Dans une des petites salles, une arche de bois du XVIIe siècle et signée Nathanel provient de San Daniel del Friuli. La beauté du travail est remarquable.
Les vitrines du musée renferment des trésors de rouleaux de Torah, dont un offert par les Juifs du Piémont au roi Alberto qui leur avait accordé l'émancipation. L'arche sainte de la ville de Mantoue, en bois, datée de 1543, est la plus ancienne conservée en Israël.

La Soucca vénitienne

En cette période de préparation des fêtes de Rosh Hashana à Souccot, le bonheur pour les visiteurs du musée italien sera la découverte des panneaux de bois peints à l'huile qui ornaient une soucca de Venise, au XIXe siècle. Chaque tableau représente un événement biblique.
L'ensemble compose une fresque délicate néoclassique, avec une parfaite maîtrise de cette technique de paysagiste en vogue à la période romantique où les éléments du pittoresque s'associent à une palette dont les verts et les bleus prennent une intensité pour traduire la vibration de la lumière.

La femme juive italienne et le livre

Le nouveau conservateur, Dr Andreina Contessa vient de prendre ses fonctions nous lui souhaitons bienvenue. Polina Levy Ashkenazy a organisé une exposition intelligente sur le rôle de la femme juive dans la société italienne.
Objectif : faire connaître les femmes auteures de l'Italie de la période post-Renaissance. Une façon de conforter le rôle intellectuel de la femme italienne - trois femmes sont représentées :

- Dvora Ascarelli - XVIe siècle :
Issue d'une famille exilée d'Espagne, l'épouse de Joseph Ascarelli fut la première femme de l'histoire juive à publier ses écrits. Elle laisse une œuvre littéraire et poétique valorisant l'érudition religieuse transmise par les familles sépharades. Sa traduction des poèmes liturgiques de Yom Kippour, ses poésies écrites dans la tradition espagnole influencée par Ibn Pakuda (XIe siècle) en font le symbole d'une femme lettrée et sensible à la pensée juive non profane.

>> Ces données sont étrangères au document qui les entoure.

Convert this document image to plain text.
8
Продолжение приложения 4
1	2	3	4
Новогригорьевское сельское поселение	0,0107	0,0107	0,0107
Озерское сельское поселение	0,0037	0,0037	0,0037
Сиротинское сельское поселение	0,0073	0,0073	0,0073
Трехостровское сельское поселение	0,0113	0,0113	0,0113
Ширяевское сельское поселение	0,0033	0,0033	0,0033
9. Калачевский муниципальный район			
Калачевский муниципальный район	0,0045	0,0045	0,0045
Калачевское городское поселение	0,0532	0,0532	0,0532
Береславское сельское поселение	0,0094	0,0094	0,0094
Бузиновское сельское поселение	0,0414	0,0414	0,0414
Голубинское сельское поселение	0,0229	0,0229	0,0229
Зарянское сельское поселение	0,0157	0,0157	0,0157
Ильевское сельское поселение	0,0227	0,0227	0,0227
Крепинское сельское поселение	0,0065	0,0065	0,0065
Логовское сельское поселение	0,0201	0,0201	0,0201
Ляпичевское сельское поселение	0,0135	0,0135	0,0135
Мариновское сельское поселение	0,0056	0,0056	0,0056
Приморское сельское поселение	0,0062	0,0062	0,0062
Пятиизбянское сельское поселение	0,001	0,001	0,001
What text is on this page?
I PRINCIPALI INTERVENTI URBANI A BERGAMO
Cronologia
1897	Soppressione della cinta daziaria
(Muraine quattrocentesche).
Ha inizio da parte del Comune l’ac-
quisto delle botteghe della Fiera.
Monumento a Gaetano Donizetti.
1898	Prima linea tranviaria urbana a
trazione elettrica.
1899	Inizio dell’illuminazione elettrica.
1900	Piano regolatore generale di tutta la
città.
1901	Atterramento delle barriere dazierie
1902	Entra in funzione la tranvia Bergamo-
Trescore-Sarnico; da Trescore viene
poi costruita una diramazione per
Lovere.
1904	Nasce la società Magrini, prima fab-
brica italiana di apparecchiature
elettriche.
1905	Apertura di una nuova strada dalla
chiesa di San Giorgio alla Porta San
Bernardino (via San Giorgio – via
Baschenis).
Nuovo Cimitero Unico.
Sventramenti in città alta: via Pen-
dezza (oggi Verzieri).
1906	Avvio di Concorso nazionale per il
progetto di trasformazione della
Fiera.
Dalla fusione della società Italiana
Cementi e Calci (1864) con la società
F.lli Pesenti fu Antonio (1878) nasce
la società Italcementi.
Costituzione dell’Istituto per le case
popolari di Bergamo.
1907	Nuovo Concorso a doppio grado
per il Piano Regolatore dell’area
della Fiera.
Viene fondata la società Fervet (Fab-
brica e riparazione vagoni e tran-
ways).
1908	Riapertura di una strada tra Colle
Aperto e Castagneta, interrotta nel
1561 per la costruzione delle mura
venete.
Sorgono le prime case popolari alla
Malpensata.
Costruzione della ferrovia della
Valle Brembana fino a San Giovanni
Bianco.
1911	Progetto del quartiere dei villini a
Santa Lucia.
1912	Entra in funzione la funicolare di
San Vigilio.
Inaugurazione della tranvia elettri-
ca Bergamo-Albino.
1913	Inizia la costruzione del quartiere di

- Sara Coppia Sulam 1592 1641 :
La fille de Simon et Rica Coppia, qui épouse Jacov Sullam en 1618, est à la foi instruite et érudite. Elle incarne la situation des femmes poétesses dans une Venise du XVIIe siècle. Favorable à une camaraderie intellectuelle, elle laisse une série de lettres et de publications qui présentent une pensée attachée aux valeurs morales.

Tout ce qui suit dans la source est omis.